Subject to applicable law, you may request access to personal data we hold about you, request correction of inaccurate or incomplete personal data, withdraw consent where processing is based on consent, and request that we limit or cease direct marketing communications. We may require sufficient information to verify identity and authority before acting on a request.

We may decline or limit a request to the extent permitted by law, including where the request is repetitive, impracticable, inconsistent with legal obligations, prejudicial to the rights of others, or otherwise exempt under the PDPA or other applicable laws.

To stop marketing emails, you may use the unsubscribe mechanism in the communication or contact us directly. Service, billing, legal, operational, and security notices may still be sent where necessary even if you opt out of marketing.

Our websites and applications may use cookies, pixels, local storage, session technologies, and similar tools to remember preferences, authenticate sessions, analyse traffic, secure the Service, diagnose issues, and improve user experience.

You can manage certain cookie settings through your browser or device controls. However, disabling some technologies may affect functionality, sign-in persistence, security controls, or user experience.

Where non-essential cookies or similar technologies require consent under applicable law or our policy, we will seek that consent through the relevant interface before enabling them.

We may amend this Privacy Policy from time to time to reflect changes in the Service, our operations, technology, legal requirements, or risk posture.

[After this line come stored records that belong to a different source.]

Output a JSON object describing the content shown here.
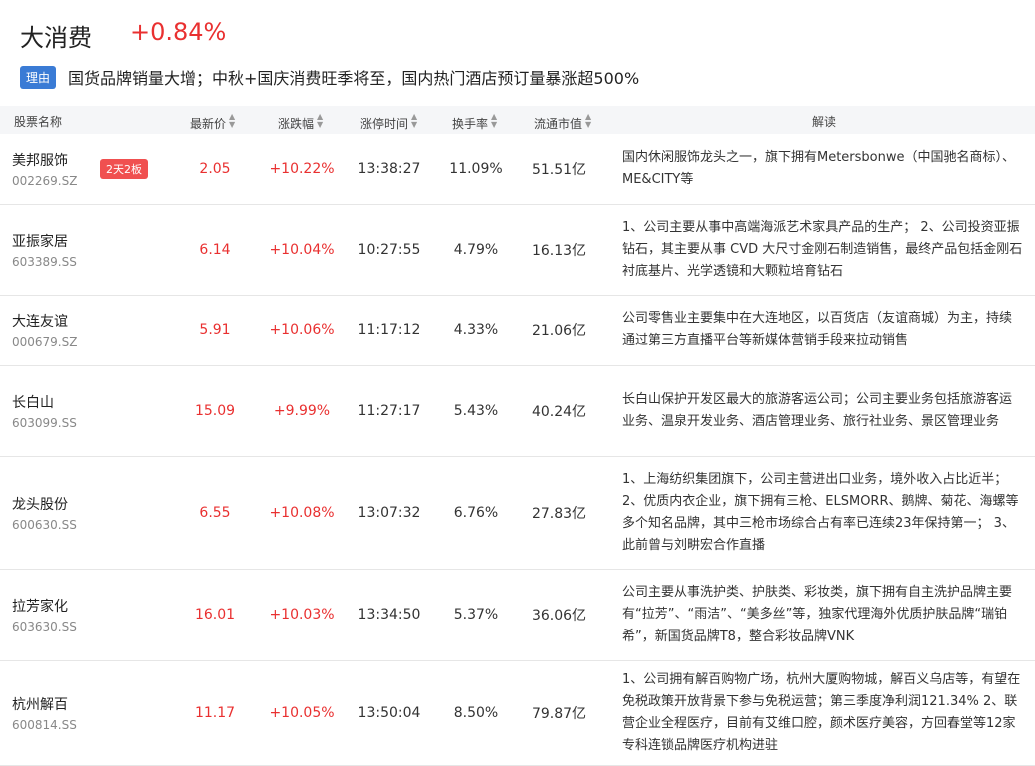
{
  "header": {
    "title": "大消费",
    "change": "+0.84%",
    "reason_label": "理由",
    "reason": "国货品牌销量大增；中秋+国庆消费旺季将至，国内热门酒店预订量暴涨超500%"
  },
  "columns": {
    "name": "股票名称",
    "price": "最新价",
    "pct": "涨跌幅",
    "time": "涨停时间",
    "turnover": "换手率",
    "mcap": "流通市值",
    "desc": "解读"
  },
  "rows": [
    {
      "name": "美邦服饰",
      "code": "002269.SZ",
      "badge": "2天2板",
      "price": "2.05",
      "pct": "+10.22%",
      "time": "13:38:27",
      "turnover": "11.09%",
      "mcap": "51.51亿",
      "desc": "国内休闲服饰龙头之一，旗下拥有Metersbonwe（中国驰名商标）、ME&CITY等"
    },
    {
      "name": "亚振家居",
      "code": "603389.SS",
      "price": "6.14",
      "pct": "+10.04%",
      "time": "10:27:55",
      "turnover": "4.79%",
      "mcap": "16.13亿",
      "desc": "1、公司主要从事中高端海派艺术家具产品的生产； 2、公司投资亚振钻石，其主要从事 CVD 大尺寸金刚石制造销售，最终产品包括金刚石衬底基片、光学透镜和大颗粒培育钻石"
    },
    {
      "name": "大连友谊",
      "code": "000679.SZ",
      "price": "5.91",
      "pct": "+10.06%",
      "time": "11:17:12",
      "turnover": "4.33%",
      "mcap": "21.06亿",
      "desc": "公司零售业主要集中在大连地区，以百货店（友谊商城）为主，持续通过第三方直播平台等新媒体营销手段来拉动销售"
    },
    {
      "name": "长白山",
      "code": "603099.SS",
      "price": "15.09",
      "pct": "+9.99%",
      "time": "11:27:17",
      "turnover": "5.43%",
      "mcap": "40.24亿",
      "desc": "长白山保护开发区最大的旅游客运公司；公司主要业务包括旅游客运业务、温泉开发业务、酒店管理业务、旅行社业务、景区管理业务"
    },
    {
      "name": "龙头股份",
      "code": "600630.SS",
      "price": "6.55",
      "pct": "+10.08%",
      "time": "13:07:32",
      "turnover": "6.76%",
      "mcap": "27.83亿",
      "desc": "1、上海纺织集团旗下，公司主营进出口业务，境外收入占比近半； 2、优质内衣企业，旗下拥有三枪、ELSMORR、鹅牌、菊花、海螺等多个知名品牌，其中三枪市场综合占有率已连续23年保持第一； 3、此前曾与刘畊宏合作直播"
    },
    {
      "name": "拉芳家化",
      "code": "603630.SS",
      "price": "16.01",
      "pct": "+10.03%",
      "time": "13:34:50",
      "turnover": "5.37%",
      "mcap": "36.06亿",
      "desc": "公司主要从事洗护类、护肤类、彩妆类，旗下拥有自主洗护品牌主要有“拉芳”、“雨洁”、“美多丝”等，独家代理海外优质护肤品牌“瑞铂希”，新国货品牌T8，整合彩妆品牌VNK"
    },
    {
      "name": "杭州解百",
      "code": "600814.SS",
      "price": "11.17",
      "pct": "+10.05%",
      "time": "13:50:04",
      "turnover": "8.50%",
      "mcap": "79.87亿",
      "desc": "1、公司拥有解百购物广场，杭州大厦购物城，解百义乌店等，有望在免税政策开放背景下参与免税运营；第三季度净利润121.34% 2、联营企业全程医疗，目前有艾维口腔，颜术医疗美容，方回春堂等12家专科连锁品牌医疗机构进驻"
    }
  ]
}
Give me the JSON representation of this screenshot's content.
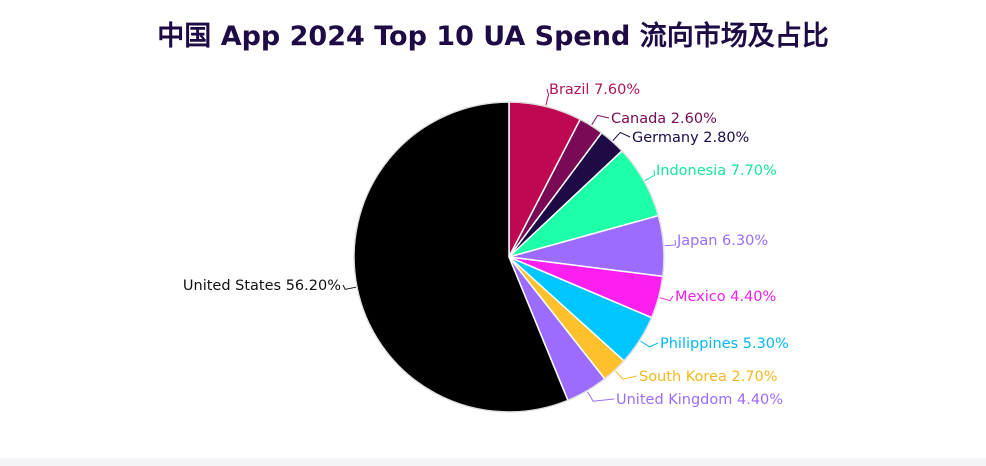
{
  "chart_data": {
    "type": "pie",
    "title": "中国 App 2024 Top 10 UA Spend 流向市场及占比",
    "slices": [
      {
        "label": "Brazil",
        "value": 7.6,
        "display": "Brazil 7.60%",
        "color": "#c00752",
        "label_color": "#b0145a"
      },
      {
        "label": "Canada",
        "value": 2.6,
        "display": "Canada 2.60%",
        "color": "#7a0a55",
        "label_color": "#7a0a55"
      },
      {
        "label": "Germany",
        "value": 2.8,
        "display": "Germany 2.80%",
        "color": "#1e0b46",
        "label_color": "#1e0b46"
      },
      {
        "label": "Indonesia",
        "value": 7.7,
        "display": "Indonesia 7.70%",
        "color": "#1effaa",
        "label_color": "#17e39a"
      },
      {
        "label": "Japan",
        "value": 6.3,
        "display": "Japan 6.30%",
        "color": "#9b6cff",
        "label_color": "#9b6cff"
      },
      {
        "label": "Mexico",
        "value": 4.4,
        "display": "Mexico 4.40%",
        "color": "#fb1ff0",
        "label_color": "#f01ee6"
      },
      {
        "label": "Philippines",
        "value": 5.3,
        "display": "Philippines 5.30%",
        "color": "#00c6ff",
        "label_color": "#00b8f0"
      },
      {
        "label": "South Korea",
        "value": 2.7,
        "display": "South Korea 2.70%",
        "color": "#fec02b",
        "label_color": "#f5b71e"
      },
      {
        "label": "United Kingdom",
        "value": 4.4,
        "display": "United Kingdom 4.40%",
        "color": "#9b6cff",
        "label_color": "#9b6cff"
      },
      {
        "label": "United States",
        "value": 56.2,
        "display": "United States 56.20%",
        "color": "#000000",
        "label_color": "#111111"
      }
    ],
    "start_direction": "top",
    "direction": "clockwise",
    "legend": "none"
  }
}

The updated version will take effect from the effective date stated on this page unless otherwise specified.

For privacy requests, complaints, or enquiries, please contact BARBERPRO TECHNOLOGIES, No. 23, Jalan 2/2, Bandar Baru Bangi, 43650 Bandar Baru Bangi, Selangor, Malaysia, email privacy@barberpro.my, or contact our privacy team at dpo@barberpro.my.

If you are dissatisfied with our response, you may also consider contacting the relevant Malaysian data protection authority or seeking independent legal advice where appropriate.